= Boris Shapiro =

Russian-Swedish mathematician

Boris Z. Shapiro (born 1957, Moscow, Soviet Union) is a Russian-Swedish mathematician, whose research concerns differential equations, commutative algebra and Schubert calculus. The Shapiro–Shapiro conjecture (or simply the Shapiro conjecture) was named after Michael Shapiro and him (it is now the well-known Mukhin–Tarasov–Varchenko theorem).

Shapiro enrolled in the PhD program at Moscow State University, Soviet Union in 1985 as a student of Vladimir Arnold, but his thesis defense was rejected by the examining committee. He then defended the same thesis at Stockholm University, Sweden in 1990, and was awarded his PhD. He became the most prolific PhD student of Arnold, in terms of academic descendance.

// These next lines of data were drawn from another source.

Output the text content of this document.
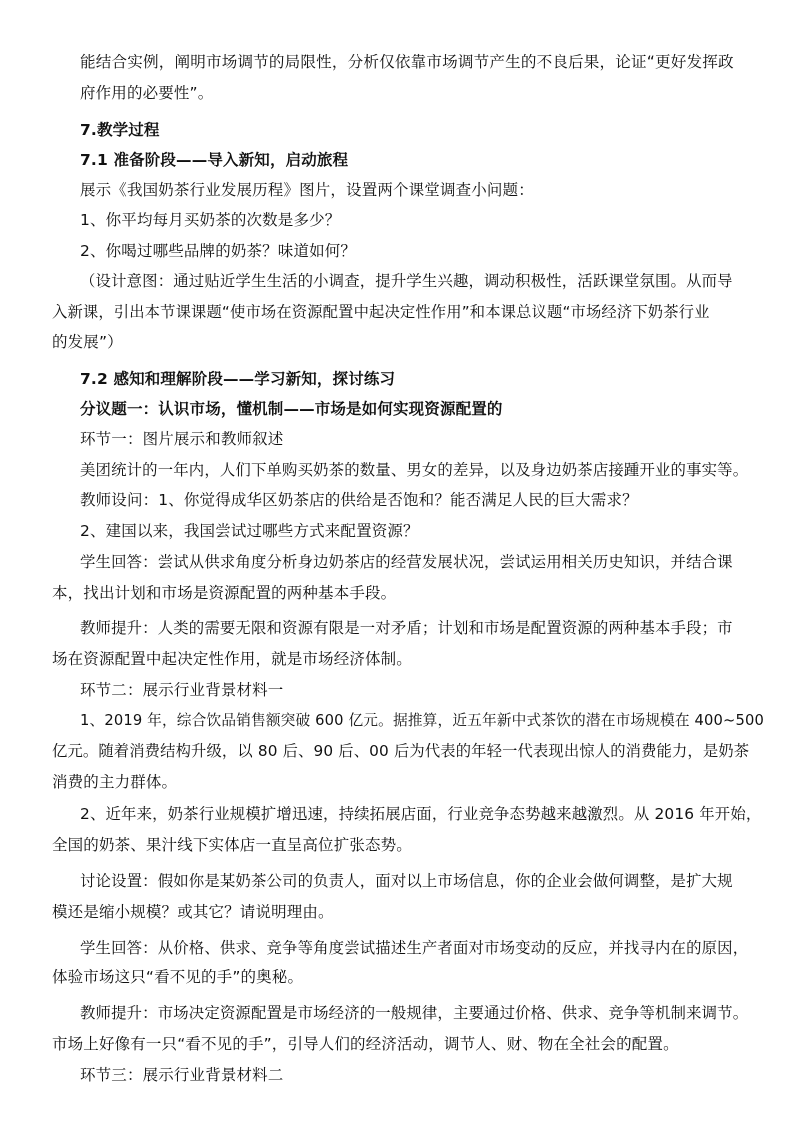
能结合实例，阐明市场调节的局限性，分析仅依靠市场调节产生的不良后果，论证“更好发挥政
府作用的必要性”。
7.教学过程
7.1 准备阶段——导入新知，启动旅程
展示《我国奶茶行业发展历程》图片，设置两个课堂调查小问题：
1、你平均每月买奶茶的次数是多少？
2、你喝过哪些品牌的奶茶？味道如何？
（设计意图：通过贴近学生生活的小调查，提升学生兴趣，调动积极性，活跃课堂氛围。从而导
入新课，引出本节课课题“使市场在资源配置中起决定性作用”和本课总议题“市场经济下奶茶行业
的发展”）
7.2 感知和理解阶段——学习新知，探讨练习
分议题一：认识市场，懂机制——市场是如何实现资源配置的
环节一：图片展示和教师叙述
美团统计的一年内，人们下单购买奶茶的数量、男女的差异，以及身边奶茶店接踵开业的事实等。
教师设问：1、你觉得成华区奶茶店的供给是否饱和？能否满足人民的巨大需求？
2、建国以来，我国尝试过哪些方式来配置资源？
学生回答：尝试从供求角度分析身边奶茶店的经营发展状况，尝试运用相关历史知识，并结合课
本，找出计划和市场是资源配置的两种基本手段。
教师提升：人类的需要无限和资源有限是一对矛盾；计划和市场是配置资源的两种基本手段；市
场在资源配置中起决定性作用，就是市场经济体制。
环节二：展示行业背景材料一
1、2019 年，综合饮品销售额突破 600 亿元。据推算，近五年新中式茶饮的潜在市场规模在 400~500
亿元。随着消费结构升级，以 80 后、90 后、00 后为代表的年轻一代表现出惊人的消费能力，是奶茶
消费的主力群体。
2、近年来，奶茶行业规模扩增迅速，持续拓展店面，行业竞争态势越来越激烈。从 2016 年开始，
全国的奶茶、果汁线下实体店一直呈高位扩张态势。
讨论设置：假如你是某奶茶公司的负责人，面对以上市场信息，你的企业会做何调整，是扩大规
模还是缩小规模？或其它？请说明理由。
学生回答：从价格、供求、竞争等角度尝试描述生产者面对市场变动的反应，并找寻内在的原因，
体验市场这只“看不见的手”的奥秘。
教师提升：市场决定资源配置是市场经济的一般规律，主要通过价格、供求、竞争等机制来调节。
市场上好像有一只“看不见的手”，引导人们的经济活动，调节人、财、物在全社会的配置。
环节三：展示行业背景材料二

He has been a professor at Stockholm University since 1993.

==Selected papers==
- A. Postnikov, B. Shapiro, "Trees, parking functions, syzygies, and deformations of monomial ideals", Transactions of the American Mathematical Society 356 (8), pp. 3109–3142.
- B. Shapiro, M. Shapiro, A. Vainshtein, "Ramified Coverings of S² With One Degenerate Branching Point And Enumeration of Edge-Ordered Graphs", Proceedings of the 8th International Conference on Formal Power Series and Algebraic Combinatorics, 1996, pp. 421–426.
- B. Shapiro, J. Borcea, P. Brändén, "Pólya-Schur master theorems for circular domains and their boundaries", Annals of Mathematics, pp. 465–492 from Volume 170 (2009).